Vitamin K has vital roles in your health and development. Its main function is to allow your blood to clot normally and prevent hemorrhaging. This essential vitamin also has roles in liver health, preventing internal bleeding, healing bruises and may influence bone strength. Your body can produce some of its own vitamin K from natural bacteria in your intestines, but it's also naturally present in many foods. Leafy greens are among the highest sources of vitamin K and you can find rich amount in many varieties.
Spinach
Spinach provides a high nutritional value and low calories. This leafy green has a sweet flavor and you can find it in most supermarkets fresh, frozen or canned. Spinach contains rich amounts of vitamin A, C and K, B vitamins, manganese, folate, magnesium, calcium and iron, among many other nutrients.
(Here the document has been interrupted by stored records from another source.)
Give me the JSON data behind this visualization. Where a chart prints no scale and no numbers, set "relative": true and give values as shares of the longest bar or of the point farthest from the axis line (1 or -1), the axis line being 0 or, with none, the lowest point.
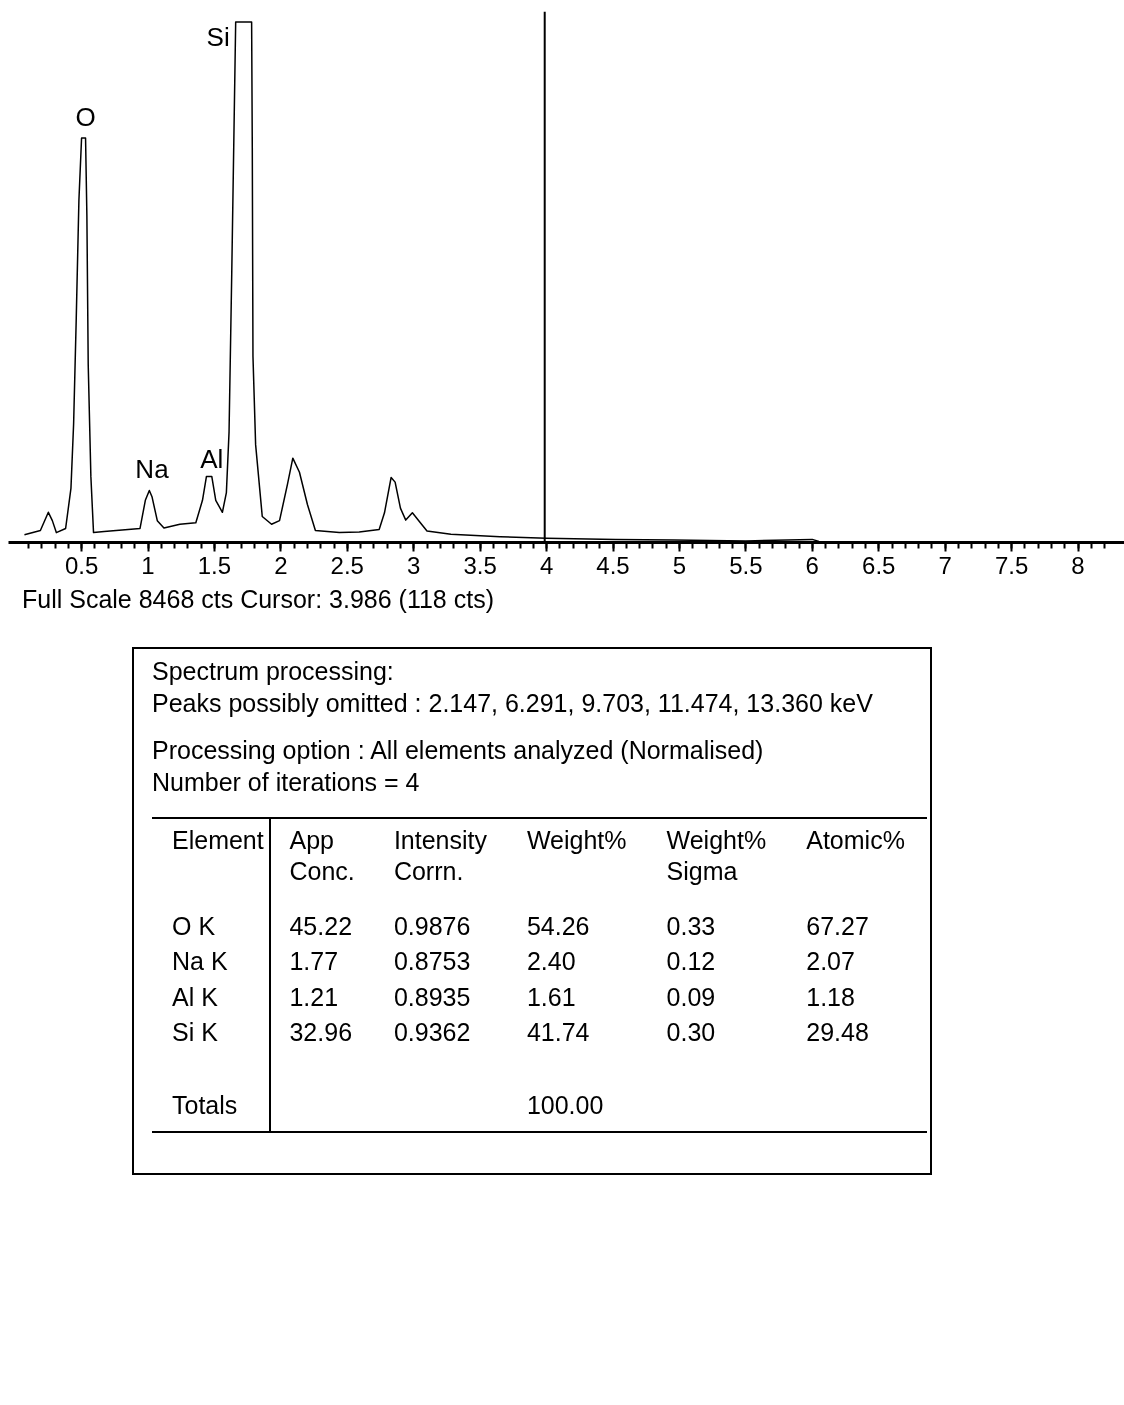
{
  "chart_data": [
    {
      "type": "line",
      "color": "#000000",
      "relative": true,
      "xlim": [
        -0.05,
        8.35
      ],
      "xticks": [
        0.5,
        1,
        1.5,
        2,
        2.5,
        3,
        3.5,
        4,
        4.5,
        5,
        5.5,
        6,
        6.5,
        7,
        7.5,
        8
      ],
      "x": [
        0.07,
        0.19,
        0.25,
        0.28,
        0.31,
        0.38,
        0.42,
        0.44,
        0.46,
        0.48,
        0.5,
        0.53,
        0.54,
        0.55,
        0.57,
        0.59,
        0.67,
        0.94,
        0.98,
        1.01,
        1.03,
        1.07,
        1.12,
        1.24,
        1.36,
        1.41,
        1.44,
        1.48,
        1.51,
        1.56,
        1.59,
        1.61,
        1.63,
        1.66,
        1.78,
        1.785,
        1.79,
        1.81,
        1.86,
        1.93,
        1.99,
        2.05,
        2.09,
        2.14,
        2.2,
        2.26,
        2.44,
        2.59,
        2.74,
        2.78,
        2.83,
        2.86,
        2.9,
        2.94,
        2.99,
        3.05,
        3.1,
        3.28,
        3.65,
        4.0,
        4.52,
        4.96,
        5.5,
        6.0,
        6.05,
        6.78,
        8.27
      ],
      "values": [
        0.015,
        0.023,
        0.058,
        0.042,
        0.019,
        0.027,
        0.104,
        0.227,
        0.431,
        0.658,
        0.777,
        0.777,
        0.627,
        0.342,
        0.127,
        0.019,
        0.021,
        0.027,
        0.081,
        0.1,
        0.088,
        0.042,
        0.028,
        0.035,
        0.038,
        0.081,
        0.127,
        0.127,
        0.081,
        0.058,
        0.096,
        0.212,
        0.512,
        1.0,
        1.0,
        0.758,
        0.358,
        0.188,
        0.05,
        0.035,
        0.042,
        0.112,
        0.162,
        0.135,
        0.073,
        0.023,
        0.019,
        0.02,
        0.025,
        0.057,
        0.125,
        0.116,
        0.066,
        0.043,
        0.057,
        0.038,
        0.022,
        0.016,
        0.011,
        0.008,
        0.006,
        0.005,
        0.003,
        0.006,
        0.002,
        0.001,
        0.0
      ],
      "ref_lines": [
        {
          "axis": "x",
          "value": 3.986,
          "color": "#000000"
        }
      ],
      "annotations": [
        {
          "text": "O",
          "x": 0.53,
          "y": 0.777
        },
        {
          "text": "Na",
          "x": 1.03,
          "y": 0.1
        },
        {
          "text": "Al",
          "x": 1.48,
          "y": 0.12
        },
        {
          "text": "Si",
          "x": 1.66,
          "y": 1.0
        },
        "Full Scale 8468 cts Cursor: 3.986 (118 cts)"
      ]
    },
    {
      "type": "other",
      "title": "Spectrum processing:",
      "annotations": [
        "Peaks possibly omitted : 2.147, 6.291, 9.703, 11.474, 13.360 keV",
        "Processing option : All elements analyzed (Normalised)",
        "Number of iterations = 4",
        "Element"
      ],
      "categories": [
        "App Conc.",
        "Intensity Corrn.",
        "Weight%",
        "Weight% Sigma",
        "Atomic%"
      ],
      "y_categories": [
        "O K",
        "Na K",
        "Al K",
        "Si K",
        "Totals"
      ],
      "cell_labels": [
        [
          "45.22",
          "0.9876",
          "54.26",
          "0.33",
          "67.27"
        ],
        [
          "1.77",
          "0.8753",
          "2.40",
          "0.12",
          "2.07"
        ],
        [
          "1.21",
          "0.8935",
          "1.61",
          "0.09",
          "1.18"
        ],
        [
          "32.96",
          "0.9362",
          "41.74",
          "0.30",
          "29.48"
        ],
        [
          null,
          null,
          "100.00",
          null,
          null
        ]
      ]
    }
  ]
}
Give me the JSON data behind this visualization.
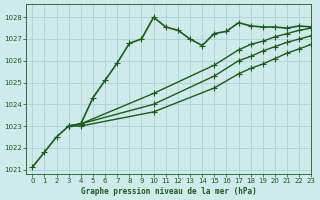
{
  "title": "Graphe pression niveau de la mer (hPa)",
  "bg_color": "#ceeaea",
  "grid_color": "#aad4d4",
  "line_color": "#1a5c1a",
  "xlim": [
    -0.5,
    23
  ],
  "ylim": [
    1020.8,
    1028.6
  ],
  "yticks": [
    1021,
    1022,
    1023,
    1024,
    1025,
    1026,
    1027,
    1028
  ],
  "xticks": [
    0,
    1,
    2,
    3,
    4,
    5,
    6,
    7,
    8,
    9,
    10,
    11,
    12,
    13,
    14,
    15,
    16,
    17,
    18,
    19,
    20,
    21,
    22,
    23
  ],
  "series": [
    {
      "x": [
        0,
        1,
        2,
        3,
        4,
        5,
        6,
        7,
        8,
        9,
        10,
        11,
        12,
        13,
        14,
        15,
        16,
        17,
        18,
        19,
        20,
        21,
        22,
        23
      ],
      "y": [
        1021.1,
        1021.8,
        1022.5,
        1023.0,
        1023.1,
        1024.3,
        1025.1,
        1025.9,
        1026.8,
        1027.0,
        1028.0,
        1027.55,
        1027.4,
        1027.0,
        1026.7,
        1027.25,
        1027.35,
        1027.75,
        1027.6,
        1027.55,
        1027.55,
        1027.5,
        1027.6,
        1027.55
      ],
      "linestyle": "-",
      "linewidth": 1.2,
      "marker": "+",
      "markersize": 5
    },
    {
      "x": [
        3,
        4,
        10,
        15,
        17,
        18,
        19,
        20,
        21,
        22,
        23
      ],
      "y": [
        1023.0,
        1023.1,
        1024.5,
        1025.8,
        1026.5,
        1026.75,
        1026.9,
        1027.1,
        1027.25,
        1027.4,
        1027.5
      ],
      "linestyle": "-",
      "linewidth": 1.0,
      "marker": "+",
      "markersize": 4
    },
    {
      "x": [
        3,
        4,
        10,
        15,
        17,
        18,
        19,
        20,
        21,
        22,
        23
      ],
      "y": [
        1023.0,
        1023.1,
        1024.0,
        1025.3,
        1026.0,
        1026.2,
        1026.45,
        1026.65,
        1026.85,
        1027.0,
        1027.15
      ],
      "linestyle": "-",
      "linewidth": 1.0,
      "marker": "+",
      "markersize": 4
    },
    {
      "x": [
        3,
        4,
        10,
        15,
        17,
        18,
        19,
        20,
        21,
        22,
        23
      ],
      "y": [
        1023.0,
        1023.0,
        1023.65,
        1024.75,
        1025.4,
        1025.65,
        1025.85,
        1026.1,
        1026.35,
        1026.55,
        1026.75
      ],
      "linestyle": "-",
      "linewidth": 1.0,
      "marker": "+",
      "markersize": 4
    }
  ]
}
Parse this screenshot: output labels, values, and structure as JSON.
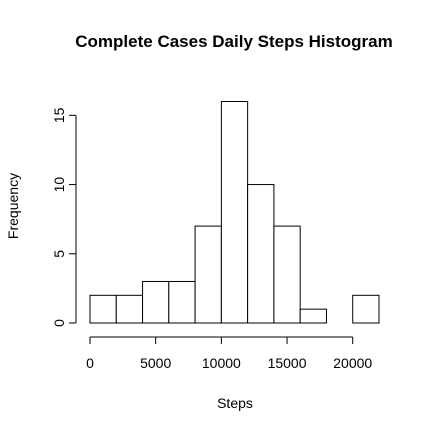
{
  "chart_data": {
    "type": "bar",
    "title": "Complete Cases Daily Steps Histogram",
    "xlabel": "Steps",
    "ylabel": "Frequency",
    "bin_edges": [
      0,
      2000,
      4000,
      6000,
      8000,
      10000,
      12000,
      14000,
      16000,
      18000,
      20000,
      22000
    ],
    "values": [
      2,
      2,
      3,
      3,
      7,
      16,
      10,
      7,
      1,
      0,
      2
    ],
    "xlim": [
      0,
      22000
    ],
    "ylim": [
      0,
      16
    ],
    "x_ticks": [
      0,
      5000,
      10000,
      15000,
      20000
    ],
    "x_tick_labels": [
      "0",
      "5000",
      "10000",
      "15000",
      "20000"
    ],
    "y_ticks": [
      0,
      5,
      10,
      15
    ],
    "y_tick_labels": [
      "0",
      "5",
      "10",
      "15"
    ],
    "grid": false,
    "bar_fill": "#ffffff",
    "bar_stroke": "#000000"
  }
}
The vitamin K provided by spinach incldues 1 oz. of frozen spinach with 118.9 mcg, 1 cup of raw spinach with 144.9 mcg and 1 cup of cooked spinach with 888.5 mcg. Whether eating spinach raw or steamed, you can benefit from many health promoting properties in every bite.
Collard Greens
Collards belong to the cabbage family and offers exceptional nutritional quality. This southern favorite has a bitter, but milder taste to spinach and tends to improve flavor in the cooler months. Collard greens contain rich sources of vitamins A, C and K, manganese, folate, calcium and dietary fiber. The vitamin K content of collard greens includes a 1 cup of cooked collards with 836 mcg and only a ½ cup of boiled, fresh collards containing 520 percent of daily values for this nutrient. You can enjoy collard greens in a soup or included in a stir-fry.
Swiss Chard
Swiss chard is a type of beet and a popular vegetable along the Mediterranean. It has a similar flavor to spinach and contains a wide array of essential nutrients. Swiss chard contains rich amounts of Vitamin A, C and K, magnesium, manganese, potassium and iron. You can find plenty of vitamin K in Swiss chard with 1 cup of raw Swiss chard containing 298.8 mcg. This versatile vegetable has large crispy leaves and serves well raw or cooked in a stir-fry.
Considerations
The amount of vitamin K your body requires depends on such factors as age, gender and health status. MedlinePlus recommends that males and females aged 14-18 receive 75 mcg of vitamin K daily, whereas males and females aged 19 and older receive 90 mcg daily. Vitamin K can also interact with blood thinners such as warafin, so speak to your doctor about individual needs if you take these medications.